We aimed to decrease our DTPI rate by 50% by August 31, 2019. Our objectives were to increase opportunities to observe practice and provide real-time education to frontline staff utilizing Kamishibai Cards and develop local interdisciplinary champions to lead prevention efforts. We hypothesized that shifting the focus to observation of practice and real-time education rather than PI bundle element documentation would empower bedside nurses to drive prevention efforts and decrease our DTPI rate.

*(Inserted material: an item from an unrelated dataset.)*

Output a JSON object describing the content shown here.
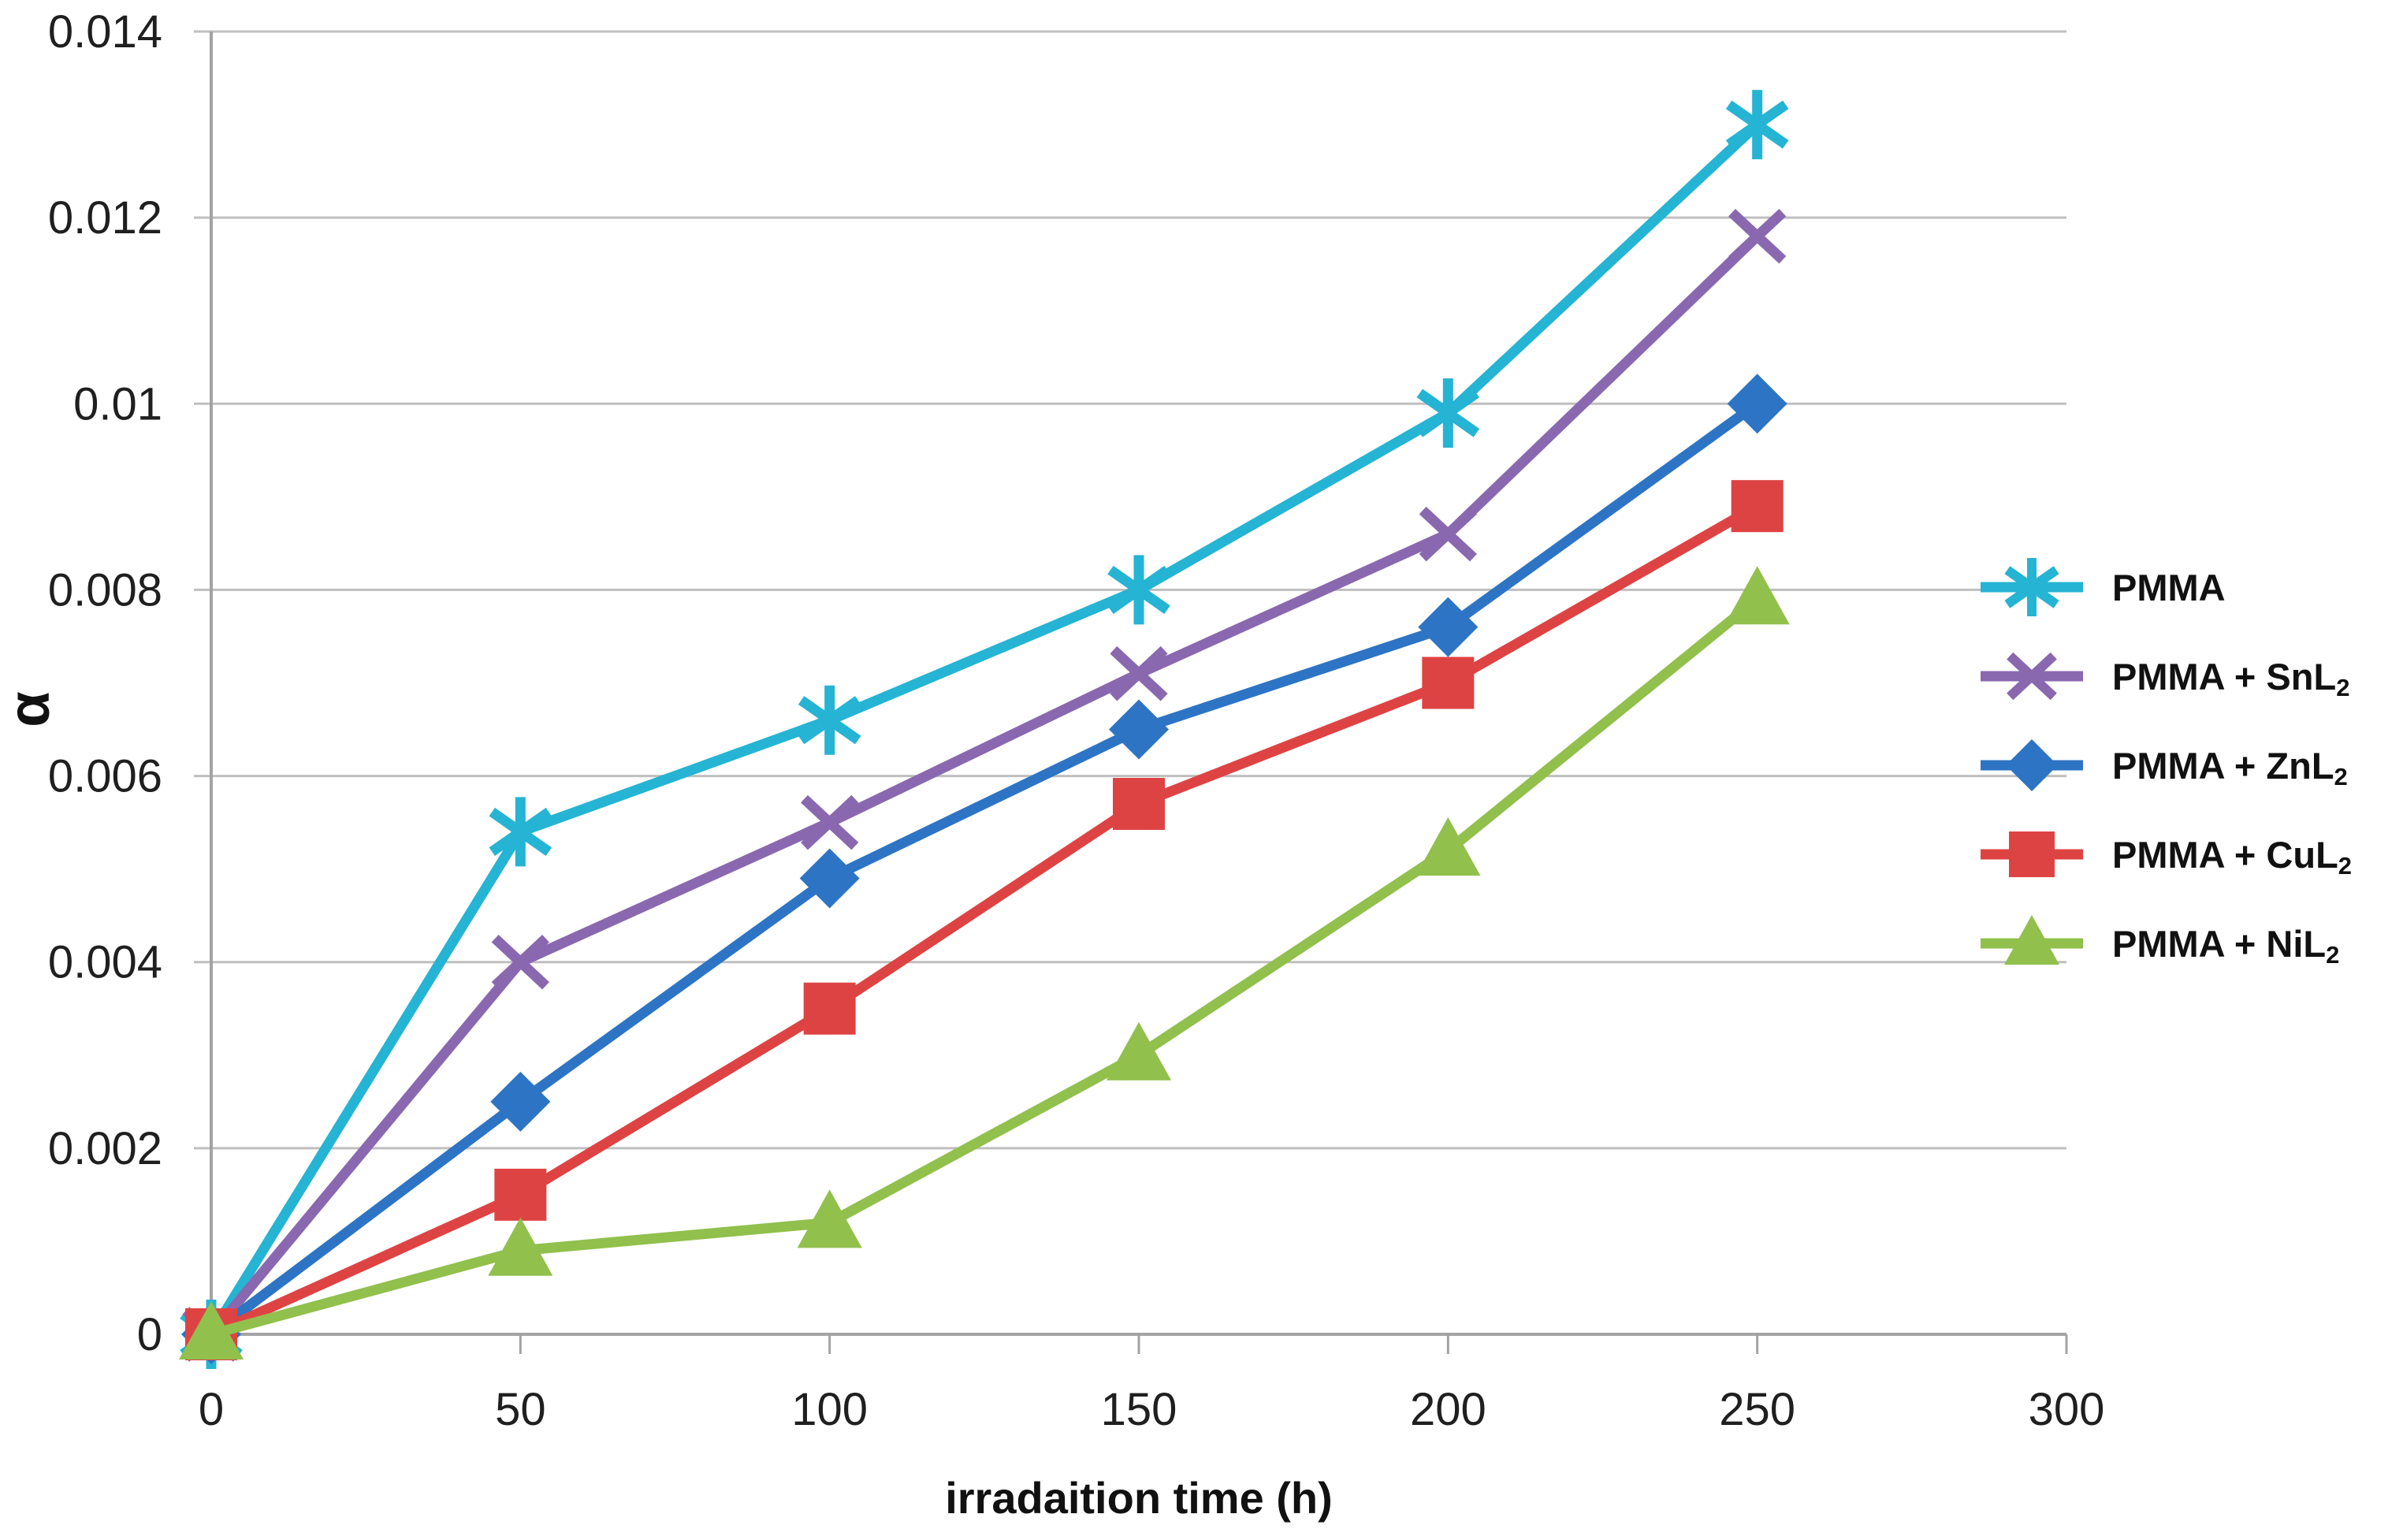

Twice weekly, pediatric units participate in interdisciplinary skin rounds led by a unit-based nursing champion and a physical or occupational therapist. This team observes the bedside nurse perform offloading of heels, offloading and rotating of devices, and turning and positioning of the patient and performs a K-Card observation to deliver real-time feedback. K-Card observations reveal opportunities for improvement that are acted upon immediately rather than retrospectively based on EMR documentation review. Our work is sustained through monthly multidisciplinary meetings that promote sharing best practices and unit PI prevention binders that include important protocols and reference materials.

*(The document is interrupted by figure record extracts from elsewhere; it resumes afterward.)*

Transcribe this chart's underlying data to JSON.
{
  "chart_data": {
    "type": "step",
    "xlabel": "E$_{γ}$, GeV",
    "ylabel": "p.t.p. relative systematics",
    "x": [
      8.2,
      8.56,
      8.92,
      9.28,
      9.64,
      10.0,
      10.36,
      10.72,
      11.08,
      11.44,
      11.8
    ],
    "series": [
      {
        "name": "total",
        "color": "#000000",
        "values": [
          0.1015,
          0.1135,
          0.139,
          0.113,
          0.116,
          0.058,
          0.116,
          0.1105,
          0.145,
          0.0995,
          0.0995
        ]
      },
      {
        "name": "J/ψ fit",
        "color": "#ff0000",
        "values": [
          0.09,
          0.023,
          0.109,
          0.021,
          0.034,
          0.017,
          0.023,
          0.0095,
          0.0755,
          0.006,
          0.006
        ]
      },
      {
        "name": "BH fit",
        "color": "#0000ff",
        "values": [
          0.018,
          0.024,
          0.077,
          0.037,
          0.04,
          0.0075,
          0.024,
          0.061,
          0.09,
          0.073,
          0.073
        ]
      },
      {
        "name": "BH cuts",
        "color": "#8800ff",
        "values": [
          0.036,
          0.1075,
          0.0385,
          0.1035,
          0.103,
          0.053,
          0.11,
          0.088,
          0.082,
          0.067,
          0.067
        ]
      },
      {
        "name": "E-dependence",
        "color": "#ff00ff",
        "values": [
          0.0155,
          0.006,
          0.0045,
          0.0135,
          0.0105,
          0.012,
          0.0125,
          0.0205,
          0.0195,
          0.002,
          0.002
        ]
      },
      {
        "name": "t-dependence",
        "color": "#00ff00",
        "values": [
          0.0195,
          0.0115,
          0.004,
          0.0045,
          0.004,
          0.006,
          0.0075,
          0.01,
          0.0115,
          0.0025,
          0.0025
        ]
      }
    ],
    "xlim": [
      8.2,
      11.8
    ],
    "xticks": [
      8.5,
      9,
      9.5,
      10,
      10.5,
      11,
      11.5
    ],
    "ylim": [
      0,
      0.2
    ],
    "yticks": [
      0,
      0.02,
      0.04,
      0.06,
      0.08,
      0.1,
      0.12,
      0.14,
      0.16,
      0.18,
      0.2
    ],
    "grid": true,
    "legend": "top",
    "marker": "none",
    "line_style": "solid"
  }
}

The HCH DTPI rate decreased by 79%, from 0.55 DTPIs per 1,000 patient days in FY2018 to 0.117 DTPIs per 1,000 patient days in FY2019. In FY2020, we further reduced our rate to 0.061 DTPIs per 1,000 patient days (Figure 1). Our safety culture has matured to proactive PI prevention at the bedside, quick identification of high-risk patients, and escalation of concerns.
Observational skin rounds and bedside nurse engagement have been foundational to DTPI prevention efforts. An emphasis on observation of practice reveals opportunities for improvement and real-time education. Skin Rounds empower staff to share concerns that are acted upon immediately to provide safe care for the patient.